I agree with Spong that dogmatic religion has come out of political need.  No argument with me there.  Religion is an excellent way to control the masses.    Whenever one religion claims to have a monopoly on God, you can be assured that religion is making the claim for political gain.  But do Eastern religions make this claim in the same way western religions do?  I have yet to meet a Buddhist who claims to believe in God.  In fact, it was through Buddhism that I was able to realize that the question, “Do you believe in God?” is itself a faulty question because it’s based on circular reasoning.  Whichever way you answer (“yes” or “no”) can only point back to the question itself – not to any sort of reality.   That’s why, I am told, Buddhists don’t “believe in” God.   The answer is based on a nonsensical question.

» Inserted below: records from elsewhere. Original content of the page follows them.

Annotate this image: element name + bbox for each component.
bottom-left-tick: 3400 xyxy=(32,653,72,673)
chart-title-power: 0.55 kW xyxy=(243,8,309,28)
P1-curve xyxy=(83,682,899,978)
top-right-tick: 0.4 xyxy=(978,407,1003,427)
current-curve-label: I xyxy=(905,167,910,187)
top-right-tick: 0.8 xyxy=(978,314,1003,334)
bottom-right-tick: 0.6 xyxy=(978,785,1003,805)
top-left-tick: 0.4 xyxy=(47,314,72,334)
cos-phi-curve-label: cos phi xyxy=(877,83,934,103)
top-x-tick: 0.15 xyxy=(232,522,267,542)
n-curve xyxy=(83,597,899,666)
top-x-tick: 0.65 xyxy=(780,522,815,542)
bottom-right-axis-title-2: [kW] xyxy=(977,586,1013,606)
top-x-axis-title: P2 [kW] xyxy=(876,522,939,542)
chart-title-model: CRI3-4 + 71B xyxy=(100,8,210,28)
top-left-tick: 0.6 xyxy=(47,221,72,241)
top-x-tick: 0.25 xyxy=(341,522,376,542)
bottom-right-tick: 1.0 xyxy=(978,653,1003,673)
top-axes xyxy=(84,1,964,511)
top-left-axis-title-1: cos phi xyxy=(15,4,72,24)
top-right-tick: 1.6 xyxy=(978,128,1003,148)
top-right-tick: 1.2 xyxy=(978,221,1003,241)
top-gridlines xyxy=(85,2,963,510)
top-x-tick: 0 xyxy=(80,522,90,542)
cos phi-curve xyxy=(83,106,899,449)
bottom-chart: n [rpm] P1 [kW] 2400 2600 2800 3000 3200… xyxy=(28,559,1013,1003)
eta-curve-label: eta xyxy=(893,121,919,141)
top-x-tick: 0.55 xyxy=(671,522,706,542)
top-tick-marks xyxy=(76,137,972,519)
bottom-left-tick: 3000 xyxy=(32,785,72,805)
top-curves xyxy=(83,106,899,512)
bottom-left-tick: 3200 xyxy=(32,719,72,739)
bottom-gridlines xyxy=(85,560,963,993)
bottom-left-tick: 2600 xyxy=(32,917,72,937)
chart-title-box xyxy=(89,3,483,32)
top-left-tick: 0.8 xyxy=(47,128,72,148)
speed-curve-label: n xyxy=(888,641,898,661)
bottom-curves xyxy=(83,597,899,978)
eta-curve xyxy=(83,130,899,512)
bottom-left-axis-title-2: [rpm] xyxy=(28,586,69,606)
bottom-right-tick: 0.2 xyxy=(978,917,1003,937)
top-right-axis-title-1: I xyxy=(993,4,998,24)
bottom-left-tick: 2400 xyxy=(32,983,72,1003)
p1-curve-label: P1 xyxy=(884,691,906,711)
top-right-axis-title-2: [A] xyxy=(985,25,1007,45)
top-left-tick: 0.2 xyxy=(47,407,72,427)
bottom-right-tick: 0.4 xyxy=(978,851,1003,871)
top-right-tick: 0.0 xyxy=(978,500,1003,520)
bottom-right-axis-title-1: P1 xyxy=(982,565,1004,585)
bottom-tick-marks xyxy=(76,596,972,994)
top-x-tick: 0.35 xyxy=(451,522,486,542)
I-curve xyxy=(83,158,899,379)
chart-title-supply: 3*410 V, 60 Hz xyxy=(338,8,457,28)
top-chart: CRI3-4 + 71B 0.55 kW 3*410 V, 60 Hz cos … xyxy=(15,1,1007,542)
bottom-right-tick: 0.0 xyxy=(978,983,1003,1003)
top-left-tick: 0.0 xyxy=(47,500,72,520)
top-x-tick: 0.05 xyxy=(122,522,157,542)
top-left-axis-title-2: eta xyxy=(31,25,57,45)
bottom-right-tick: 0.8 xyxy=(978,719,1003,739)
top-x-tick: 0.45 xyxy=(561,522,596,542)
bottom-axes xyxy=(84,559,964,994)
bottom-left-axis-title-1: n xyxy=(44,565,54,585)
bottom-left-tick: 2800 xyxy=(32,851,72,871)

Spong says that we have to stop searching for meaning within religion.  Fair enough.  But not all religion is about searching for meaning, is it?  I remember hearing the Dali Lama say that if we are all evolving from pre-Cambrian sludge, then we might as well affect that evolution in the most beneficial way possible and that religious discipline can help us do this because it helps us acquire awareness.  We create all the meaning there is so we might as well create what is beneficial rather than what is harmful.  In that sense, it’s not about seeking.  It’s about creating.    Spong’s correct, however.  The typical Western idea of religion is definitely about finding some truth “out there”.   But that’s often the basic premise behind many atheistic rationalistic perspectives, too, isn’t it?

Surely we don’t seek meaning so much as we seek the experience of being alive.   And perhaps that is Spong’s point?  If so, right on! Live the questions!!

But does the use of artistic and religious imagination keep us from living or does it help us live more fully?  Maybe the answer depends on the person/society and not an absolute “truth”.